To achieve a many-core system with appreciable scalability in performance, sharing problems must be conquered or contained rationally. Work on the basis of message passing may be less pressured due to the loose dependency on implicit sharing while a lot of efforts are also devoted to pushing shared memory toward better scalability. Disregarding their differences, on-chip resource sharing is a common issue and is often uncircumvented, which often gives rise to inter- or intra-application interference reflected by dependent or worse scaling in performance. Pin and NoC bandwidth are two examples. This is usually mitigated by quantitative or qualitative improvements of the component itself, the optimized task scheduling in concert with both hardware and OS or/and the source control from programming and compiling.

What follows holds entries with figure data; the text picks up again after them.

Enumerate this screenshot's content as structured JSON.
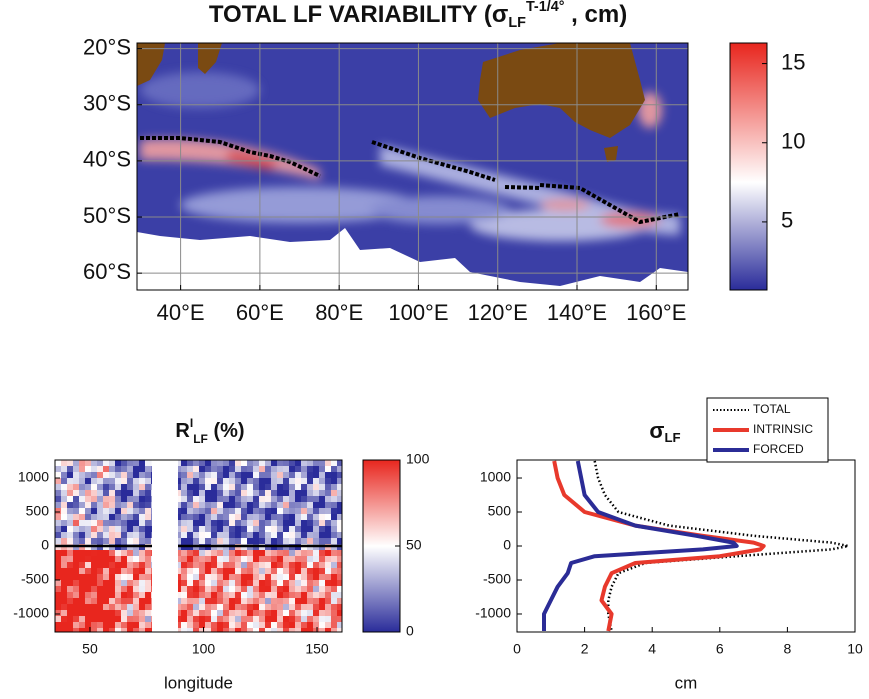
{
  "chart_data": [
    {
      "type": "map",
      "title": "TOTAL LF VARIABILITY (σ",
      "title_sub": "LF",
      "title_sup": "T-1/4°",
      "title_end": " , cm)",
      "xlim": [
        29,
        168
      ],
      "ylim": [
        -63,
        -19
      ],
      "xticks": [
        {
          "value": 40,
          "label": "40°E"
        },
        {
          "value": 60,
          "label": "60°E"
        },
        {
          "value": 80,
          "label": "80°E"
        },
        {
          "value": 100,
          "label": "100°E"
        },
        {
          "value": 120,
          "label": "120°E"
        },
        {
          "value": 140,
          "label": "140°E"
        },
        {
          "value": 160,
          "label": "160°E"
        }
      ],
      "yticks": [
        {
          "value": -20,
          "label": "20°S"
        },
        {
          "value": -30,
          "label": "30°S"
        },
        {
          "value": -40,
          "label": "40°S"
        },
        {
          "value": -50,
          "label": "50°S"
        },
        {
          "value": -60,
          "label": "60°S"
        }
      ],
      "grid": true,
      "clim": [
        0.7,
        16.3
      ],
      "cticks": [
        5,
        10,
        15
      ],
      "colors": [
        "#2a2c9a",
        "#ffffff",
        "#e8261e"
      ],
      "cmid": 7.5
    },
    {
      "type": "heatmap",
      "title": "R",
      "title_sup": "I",
      "title_sub": "LF",
      "title_end": " (%)",
      "xlabel": "longitude",
      "xlim": [
        34.6,
        161
      ],
      "ylim": [
        -1265,
        1265
      ],
      "xticks": [
        50,
        100,
        150
      ],
      "yticks": [
        1000,
        500,
        0,
        -500,
        -1000
      ],
      "clim": [
        0,
        100
      ],
      "cticks": [
        0,
        50,
        100
      ],
      "colors": [
        "#2a2c9a",
        "#ffffff",
        "#e8261e"
      ],
      "cmid": 50
    },
    {
      "type": "line",
      "title": "σ",
      "title_sub": "LF",
      "xlabel": "cm",
      "xlim": [
        0,
        10
      ],
      "ylim": [
        -1265,
        1265
      ],
      "xticks": [
        0,
        2,
        4,
        6,
        8,
        10
      ],
      "yticks": [
        1000,
        500,
        0,
        -500,
        -1000
      ],
      "legend": "upper right",
      "y": [
        1250,
        1000,
        750,
        500,
        300,
        150,
        50,
        0,
        -50,
        -150,
        -250,
        -400,
        -600,
        -800,
        -1000,
        -1250
      ],
      "series": [
        {
          "name": "TOTAL",
          "color": "#000000",
          "linestyle": "dotted",
          "values": [
            2.3,
            2.4,
            2.6,
            3.0,
            4.5,
            7.0,
            9.3,
            9.8,
            9.3,
            6.5,
            3.8,
            3.0,
            2.8,
            2.7,
            2.7,
            2.8
          ]
        },
        {
          "name": "INTRINSIC",
          "color": "#e8392c",
          "linestyle": "solid",
          "values": [
            1.1,
            1.2,
            1.4,
            2.0,
            3.5,
            5.5,
            7.0,
            7.3,
            7.2,
            6.0,
            3.5,
            2.8,
            2.6,
            2.5,
            2.8,
            2.7
          ]
        },
        {
          "name": "FORCED",
          "color": "#2b2c96",
          "linestyle": "solid",
          "values": [
            1.8,
            1.9,
            2.0,
            2.4,
            3.5,
            5.3,
            6.4,
            6.5,
            5.5,
            2.3,
            1.6,
            1.5,
            1.2,
            1.0,
            0.8,
            0.8
          ]
        }
      ]
    }
  ]
}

The research of DRISC and the derived many-core system also addresses the sharing problem in different aspects. We introduced specific resolutions within the software domain and have studied the resource sharing influences on system performance when exploiting multiple threads and multiple cores. The explored solutions from literature are good references for our continuing research and we also would like to investigate more suitable schemes for DRISC. In the next chapter is an example of dealing with bandwidth problem through optimizing the DRISC architecture.